Poco dopo mezzogiorno il numero dei morti era salito ad almeno 164 e i feriti si attestavano intorno ai 1000.
Oltre 10.000 persone risultano invece disperse. Lo riferisce Sky News, che riporta quanto emerge da un sito web creato per rintracciare le persone scomparse condiviso online sui social dai leader dell’opposizione venezuelana. Molti dei leader dell’opposizione si trovano all’estero a causa del regime al potere, ma continuano a fornire aggiornamenti umanitari.
Il sito internet è stato aperto da un gruppo di cittadini venezuelani. Il portale, denominato ww.desaparecidosterremotovenezuela.com, consente ai cittadini di segnalare parenti e amici con cui hanno perso i contatti e di comunicare quando una persona viene ritrovata sana e salva. Lo riferisce il quotidiano El Nacional.
«Molte famiglie non hanno ancora notizie dei propri cari. Se non riesci a contattare qualcuno, segnalalo qui. Se invece l'hai ritrovato, faccelo sapere, così il suo nome potrà portare sollievo e non angoscia», si legge nel messaggio che accompagna l'iniziativa.
Nelle prime ore di attività la piattaforma ha registrato 9.721 segnalazioni. Di queste, 9.166 riguardano persone ancora irreperibili, mentre 555 risultano già localizzate e al sicuro.

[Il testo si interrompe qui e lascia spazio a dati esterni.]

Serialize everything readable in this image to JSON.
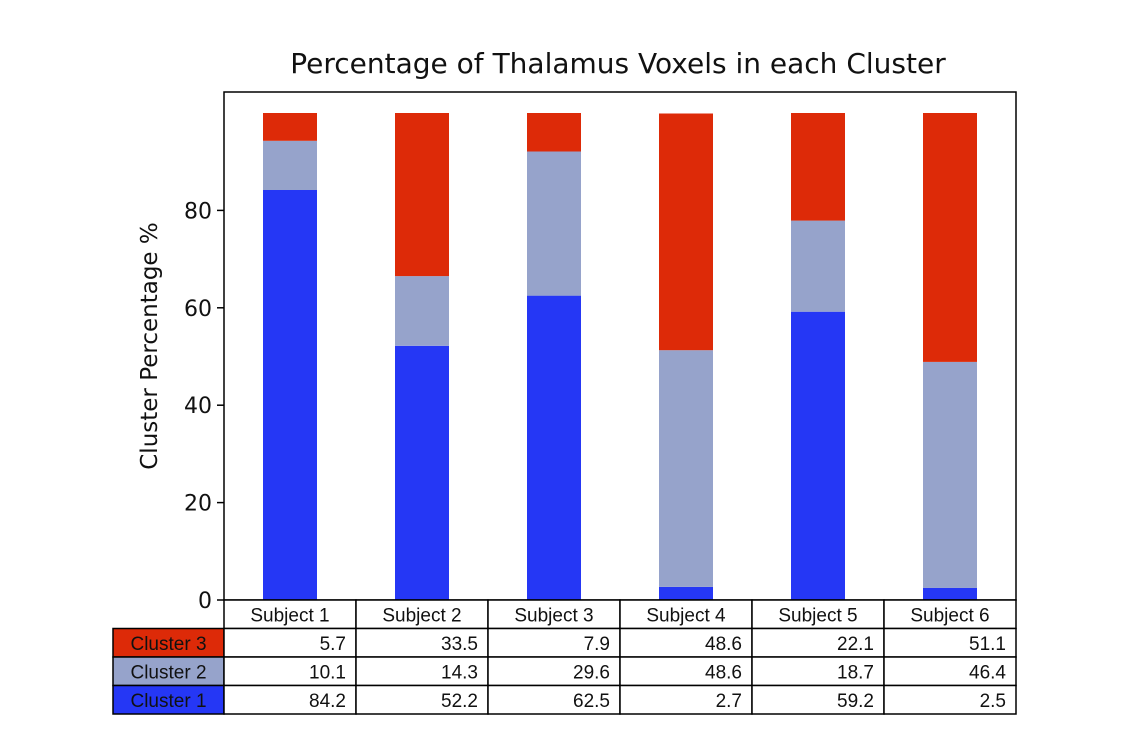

La situazione più critica viene segnalata nello Stato costiero di La Guaira, dove i blackout delle comunicazioni rendono difficile ottenere informazioni sull'entità dei danni.
Sui social network e nelle chat di messaggistica continuano intanto a circolare fotografie di persone scomparse e appelli di familiari alla ricerca di notizie.
La presidente ad interim del Venezuela, Delcy Rodrigues, ha annunciato la sospensione delle lezioni scolastiche e l’interruzione del servizio della metropolitana di Caracas e della ferrovia della Valles del Tuy (una vasta subregione situata nello stato di Miranda). Chiuso fino a nuovo avviso anche l’aeroporto internazionale Simón Bolívar di Maiquetía. Come misura preventiva per evitare ulteriori tragedie, quali esplosioni o incendi di vaste proporzioni, le autorità hanno poi proceduto all’interruzione della fornitura di gas domestico in tutte le zone interessate dal sisma. Rodríguez ha comunicato che lo Stato ha messo a disposizione delle vittime la piattaforma VenApp, affinché possano segnalare alle autorità eventuali danni alle proprie abitazioni o la scomparsa di familiari o amici. Ha inoltre indicato che sono stati predisposti hotel e rifugi per «coloro che hanno perso la casa o le cui abitazioni sono state minacciate da questi continui terremoti». La presidente ad interim ha anche reso noto che nelle prime ore di oggi sarebbero arrivate squadre di soccorso da Messico, El Salvador e Repubblica Dominicana.
Molti altri Stati, tra cui l'Italia, si stanno mobilitando per inviare soccorsi in Venezuela.